A WOMAN born in Australia in 1900 lived for 59 years on average and gave birth to three or more children. She was more likely than not to die with family or at home.
An Australian woman born in 2017 can expect to live an average 85 years and have two children or less. Any man in her life is more likely than not to die before her, by a few years.
Members of the Baby Boomer generation born between 1946 and 1964 are hitting their later years – those born in 1946 are 71 and generally retired, the babies of the Baby Boomers are 53 and suddenly wondering if they’ve got enough superannuation.
In a 2007 Australian House of Representatives report on older people and the law, the looming Baby Boomer age bulge was described as Australia facing its “inescapable demographic destiny” – more older people than ever before, living longer than before and with fewer children to care for them.

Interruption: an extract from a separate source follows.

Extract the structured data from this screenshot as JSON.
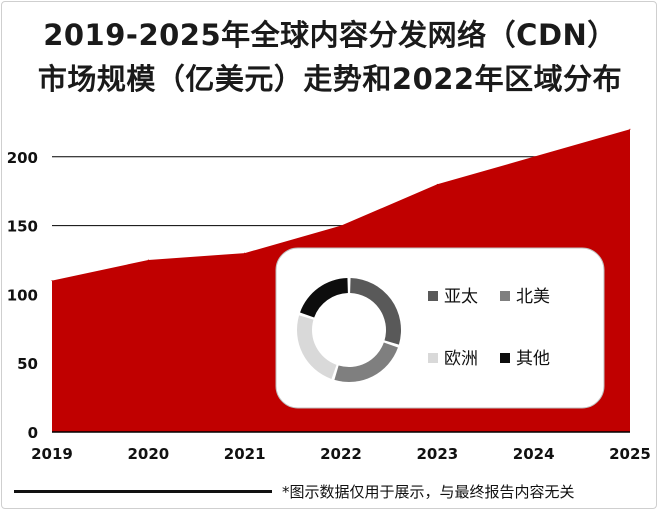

While it’s a cause for celebration that people living in our lucky country are living longer than ever before, on average, with that age comes increased disabilities and chronic conditions.
About one in three Australians over the age of 75 are living with “severe or profound core activity limitations”, and one in three over 85 have dementia.
This inescapable demographic destiny has fuelled the development of retirement villages, nursing homes and different forms of aged care facilities. It has also put a focus on an emerging and serious problem – elder abuse.
In a landmark report released this week for the Federal Government – Elder Abuse: A National Legal Response – Australia has articulated the principle that all who live in this country have rights which do not diminish with age, to live dignified, self-determined lives free from exploitation, violence and abuse. The report was required because the reality, for many older Australians, is not so certain.
Newcastle solicitor Catherine Henry has been a long term advocate for reform within the aged-care sector after shocking examples of elder abuse and neglect, both in institutions and within the community. She deserves credit for strongly criticising the failure of successive governments to more strongly regulate the sector, while relying on courts to provide a deterrent effect.
It is for governments, now, to act on recommendations.